The rule the Ellis law firm asks us to adopt would exempt from the provisions of § 1692e any communication that attempts to enforce a security interest regardless of whether it also attempts to collect the underlying debt. That rule would create a loophole in the FDCPA. A 1218*1218 big one. In every case involving a secured debt, the proposed rule would allow the party demanding payment on the underlying debt to dodge the dictates of § 1692e by giving notice of foreclosure on the secured interest. The practical result would be that the Act would apply only to efforts to collect unsecured debts. So long as a debt was secured, a lender (or its law firm) could harass or mislead a debtor without violating the FDCPA. That can’t be right. It isn’t. A communication related to debt collection does not become unrelated to debt collection simply because it also relates to the enforcement of a security interest. A debt is still a “debt” even if it is secured.
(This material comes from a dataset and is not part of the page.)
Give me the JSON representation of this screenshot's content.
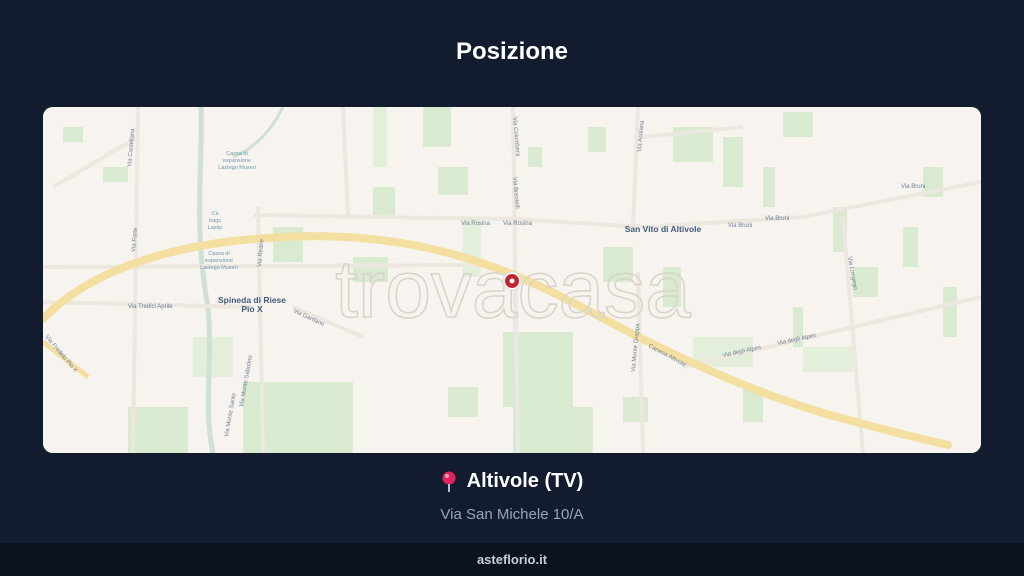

In an important footnote to the opinion, the Eleventh Circuit stated conspicuously that it was not deciding whether an attempt to enforce a security interest, unaccompanied by any demand for payment, would violate the FDCPA:
Because we hold that the Ellis law firm’s demand for payment on the promissory note was debt-collection activity within the meaning of the FDCPA, we do not reach the question of whether enforcing a security interest is itself debt-collection activity covered by the statute. That is, we do not decide whether a party enforcing a security interest without demanding payment on the underlying debt is attempting to collect a debt within the meaning of § 1692e.
So long as mortgage servicers around the country continue to both demand payment on bankruptcy-discharged mortgage notes while simultaneously denying any collection attempt if the note was discharged in bankruptcy, this issue will continue to percolate, and more courts will have to decide it.